Community engagement is dead
All things come and go and especially in the world of professional helping (otherwise known as “consulting”). I’ve been around the world of enghagement and consultation long enough that I have seen various names for this work: focus groups, advisory groups, public participation, consultation and now community engagement.
Mostlyover all those years, my practice and the practice of the field in general has gone from monolithic broadcasting of ideas to “tell and sell” consultation to much more complex dialogue based work. And now I think I and we are coming to a more seismic shift in how community is engaged. Since the dawn of the social web, citizens and stakeholders have been able to access as much or more information than proponents of engagement projects. It is wise when planning these kinds of things to assume now that your audience and your advisors know more than you do. it was always the case but now it is much more evident.
And so it is occurring to me, after working with some boundary pushers on this stuff that we are at the point where the term “community engagement” is now redundant. If you have community, you don’t need to do engagement. And if you have engagement, you have community.

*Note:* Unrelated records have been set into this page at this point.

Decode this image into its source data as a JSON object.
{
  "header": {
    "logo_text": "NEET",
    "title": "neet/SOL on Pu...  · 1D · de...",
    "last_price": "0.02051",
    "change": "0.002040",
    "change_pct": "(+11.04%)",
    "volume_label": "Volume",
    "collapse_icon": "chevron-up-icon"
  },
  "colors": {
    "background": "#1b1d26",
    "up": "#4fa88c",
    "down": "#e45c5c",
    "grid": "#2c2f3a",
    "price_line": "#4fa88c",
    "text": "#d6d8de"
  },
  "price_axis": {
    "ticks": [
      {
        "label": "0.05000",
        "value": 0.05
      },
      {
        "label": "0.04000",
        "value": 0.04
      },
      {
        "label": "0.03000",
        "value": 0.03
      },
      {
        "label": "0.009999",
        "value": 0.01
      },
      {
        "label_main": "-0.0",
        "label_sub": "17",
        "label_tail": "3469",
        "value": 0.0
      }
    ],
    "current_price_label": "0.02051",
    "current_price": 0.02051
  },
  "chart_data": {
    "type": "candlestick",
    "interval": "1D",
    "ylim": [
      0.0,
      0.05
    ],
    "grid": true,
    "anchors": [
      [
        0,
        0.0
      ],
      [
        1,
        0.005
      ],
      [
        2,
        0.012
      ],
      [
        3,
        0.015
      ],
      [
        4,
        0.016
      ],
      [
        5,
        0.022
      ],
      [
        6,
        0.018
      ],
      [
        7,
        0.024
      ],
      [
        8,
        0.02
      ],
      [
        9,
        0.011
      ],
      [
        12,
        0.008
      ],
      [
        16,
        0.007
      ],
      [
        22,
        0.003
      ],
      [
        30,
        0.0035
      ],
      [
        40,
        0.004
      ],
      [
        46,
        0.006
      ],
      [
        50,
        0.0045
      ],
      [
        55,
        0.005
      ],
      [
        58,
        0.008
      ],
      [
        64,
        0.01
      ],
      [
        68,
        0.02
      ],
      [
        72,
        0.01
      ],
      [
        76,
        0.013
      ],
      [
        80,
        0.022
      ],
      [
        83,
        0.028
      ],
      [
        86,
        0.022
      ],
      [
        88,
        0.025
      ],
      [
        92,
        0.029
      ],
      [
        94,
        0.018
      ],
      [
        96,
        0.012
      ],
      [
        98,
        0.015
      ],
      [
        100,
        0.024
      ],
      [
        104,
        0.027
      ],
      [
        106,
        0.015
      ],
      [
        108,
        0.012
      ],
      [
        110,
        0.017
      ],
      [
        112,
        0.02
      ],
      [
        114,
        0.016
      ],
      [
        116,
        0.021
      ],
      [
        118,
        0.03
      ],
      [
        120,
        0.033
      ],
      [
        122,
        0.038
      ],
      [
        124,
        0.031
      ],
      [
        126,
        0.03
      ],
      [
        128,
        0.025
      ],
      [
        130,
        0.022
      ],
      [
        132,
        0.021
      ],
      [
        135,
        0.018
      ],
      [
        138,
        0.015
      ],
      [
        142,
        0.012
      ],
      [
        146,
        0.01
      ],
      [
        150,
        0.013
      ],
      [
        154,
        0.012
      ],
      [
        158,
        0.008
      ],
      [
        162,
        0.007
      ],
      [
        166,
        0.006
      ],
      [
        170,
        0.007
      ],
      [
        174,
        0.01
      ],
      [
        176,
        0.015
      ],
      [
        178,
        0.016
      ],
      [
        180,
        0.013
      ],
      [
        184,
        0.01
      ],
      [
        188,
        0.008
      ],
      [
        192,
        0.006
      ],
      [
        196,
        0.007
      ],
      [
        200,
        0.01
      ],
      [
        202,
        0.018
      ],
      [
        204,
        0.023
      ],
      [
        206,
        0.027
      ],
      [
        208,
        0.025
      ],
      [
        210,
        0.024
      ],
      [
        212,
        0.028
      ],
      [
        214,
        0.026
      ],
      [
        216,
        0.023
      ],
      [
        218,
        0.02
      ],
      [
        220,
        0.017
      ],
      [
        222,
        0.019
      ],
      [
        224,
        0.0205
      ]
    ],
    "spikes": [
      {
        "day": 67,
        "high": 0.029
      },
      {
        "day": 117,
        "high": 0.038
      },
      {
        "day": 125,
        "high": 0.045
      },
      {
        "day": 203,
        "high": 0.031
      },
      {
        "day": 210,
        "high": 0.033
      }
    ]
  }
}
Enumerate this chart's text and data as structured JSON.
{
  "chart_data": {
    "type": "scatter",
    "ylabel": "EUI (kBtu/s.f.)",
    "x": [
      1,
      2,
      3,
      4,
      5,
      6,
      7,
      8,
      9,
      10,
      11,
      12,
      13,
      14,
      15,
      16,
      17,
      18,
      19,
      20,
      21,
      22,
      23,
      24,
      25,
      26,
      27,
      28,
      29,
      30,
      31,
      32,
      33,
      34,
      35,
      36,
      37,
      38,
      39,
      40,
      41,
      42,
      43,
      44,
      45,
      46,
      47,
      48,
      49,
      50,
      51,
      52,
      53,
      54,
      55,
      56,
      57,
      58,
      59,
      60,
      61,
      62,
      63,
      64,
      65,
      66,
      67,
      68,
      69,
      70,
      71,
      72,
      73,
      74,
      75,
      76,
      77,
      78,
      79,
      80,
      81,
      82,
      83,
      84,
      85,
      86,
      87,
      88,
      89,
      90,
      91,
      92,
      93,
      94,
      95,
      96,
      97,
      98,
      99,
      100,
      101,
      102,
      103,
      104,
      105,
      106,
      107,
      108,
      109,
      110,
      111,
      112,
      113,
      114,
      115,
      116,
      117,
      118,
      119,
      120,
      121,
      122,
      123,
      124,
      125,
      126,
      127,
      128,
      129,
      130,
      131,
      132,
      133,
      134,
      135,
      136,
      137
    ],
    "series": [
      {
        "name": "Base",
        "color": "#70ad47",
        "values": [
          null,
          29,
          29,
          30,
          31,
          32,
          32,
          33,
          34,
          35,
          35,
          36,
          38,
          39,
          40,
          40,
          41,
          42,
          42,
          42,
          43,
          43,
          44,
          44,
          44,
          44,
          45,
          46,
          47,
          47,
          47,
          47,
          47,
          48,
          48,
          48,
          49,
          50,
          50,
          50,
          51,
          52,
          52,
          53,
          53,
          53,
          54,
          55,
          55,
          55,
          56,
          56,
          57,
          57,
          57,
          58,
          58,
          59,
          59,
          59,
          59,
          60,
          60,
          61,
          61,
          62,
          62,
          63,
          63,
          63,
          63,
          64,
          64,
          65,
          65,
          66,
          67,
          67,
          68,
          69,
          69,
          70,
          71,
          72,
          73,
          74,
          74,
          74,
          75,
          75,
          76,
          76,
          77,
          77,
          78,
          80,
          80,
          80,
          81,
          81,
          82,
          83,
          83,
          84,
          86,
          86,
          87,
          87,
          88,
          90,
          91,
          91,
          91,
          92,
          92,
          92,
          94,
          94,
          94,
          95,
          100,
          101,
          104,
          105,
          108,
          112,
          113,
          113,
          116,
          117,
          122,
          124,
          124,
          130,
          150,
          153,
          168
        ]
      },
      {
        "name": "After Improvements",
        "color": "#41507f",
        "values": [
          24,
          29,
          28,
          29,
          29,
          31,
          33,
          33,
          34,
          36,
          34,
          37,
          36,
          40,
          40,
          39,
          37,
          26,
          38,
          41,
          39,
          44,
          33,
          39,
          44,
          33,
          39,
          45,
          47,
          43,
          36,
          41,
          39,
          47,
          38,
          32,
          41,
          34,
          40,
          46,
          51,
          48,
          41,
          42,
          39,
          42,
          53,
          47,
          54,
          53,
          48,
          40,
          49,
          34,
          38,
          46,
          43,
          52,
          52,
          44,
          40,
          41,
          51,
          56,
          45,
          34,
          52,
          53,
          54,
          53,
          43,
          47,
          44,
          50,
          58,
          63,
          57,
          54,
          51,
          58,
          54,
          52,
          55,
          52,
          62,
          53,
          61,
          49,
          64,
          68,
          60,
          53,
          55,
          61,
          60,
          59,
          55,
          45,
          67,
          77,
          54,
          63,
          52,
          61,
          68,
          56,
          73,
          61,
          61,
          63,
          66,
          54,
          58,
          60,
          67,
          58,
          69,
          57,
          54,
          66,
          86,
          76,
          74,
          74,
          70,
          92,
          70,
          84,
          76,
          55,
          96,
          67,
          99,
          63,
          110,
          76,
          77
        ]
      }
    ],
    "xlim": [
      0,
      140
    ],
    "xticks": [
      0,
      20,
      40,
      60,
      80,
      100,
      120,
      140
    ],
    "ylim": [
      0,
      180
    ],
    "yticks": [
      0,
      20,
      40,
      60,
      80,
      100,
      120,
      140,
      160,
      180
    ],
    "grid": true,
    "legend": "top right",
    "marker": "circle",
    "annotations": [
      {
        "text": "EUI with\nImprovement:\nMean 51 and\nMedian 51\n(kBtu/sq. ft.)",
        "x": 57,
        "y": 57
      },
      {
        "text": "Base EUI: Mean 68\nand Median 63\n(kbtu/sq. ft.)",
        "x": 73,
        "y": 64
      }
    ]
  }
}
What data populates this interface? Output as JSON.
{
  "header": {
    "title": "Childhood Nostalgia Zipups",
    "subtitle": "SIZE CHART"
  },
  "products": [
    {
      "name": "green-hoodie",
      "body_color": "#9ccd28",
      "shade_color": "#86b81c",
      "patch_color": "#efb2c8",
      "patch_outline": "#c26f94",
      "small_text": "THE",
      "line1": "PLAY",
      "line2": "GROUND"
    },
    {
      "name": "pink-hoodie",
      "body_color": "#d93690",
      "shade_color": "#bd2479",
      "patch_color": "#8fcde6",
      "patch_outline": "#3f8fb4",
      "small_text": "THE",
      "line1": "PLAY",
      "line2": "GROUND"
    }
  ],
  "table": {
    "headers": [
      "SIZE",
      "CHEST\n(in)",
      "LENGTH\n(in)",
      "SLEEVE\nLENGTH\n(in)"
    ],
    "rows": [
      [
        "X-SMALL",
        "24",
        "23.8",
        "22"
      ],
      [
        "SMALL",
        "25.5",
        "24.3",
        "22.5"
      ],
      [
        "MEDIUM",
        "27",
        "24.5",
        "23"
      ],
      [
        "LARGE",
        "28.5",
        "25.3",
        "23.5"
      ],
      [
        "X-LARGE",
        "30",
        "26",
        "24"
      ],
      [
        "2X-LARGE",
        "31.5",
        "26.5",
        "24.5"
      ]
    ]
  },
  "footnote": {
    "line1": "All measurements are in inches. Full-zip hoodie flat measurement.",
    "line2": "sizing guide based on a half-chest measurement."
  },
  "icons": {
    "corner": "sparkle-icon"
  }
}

My friend Tim Merry has taken to saying that we can’t do community engagement we can only do community. Or not. I think this is a compelling idea. Engagement is meaningless now as a term. We are seeking real community, a genuine sense of being in this together. Whether it is public policy or building infrastructure you have the choice to do it to people or do it with people. Just using the word “engagement” is not enough.
Time to put real power behind the idea of community.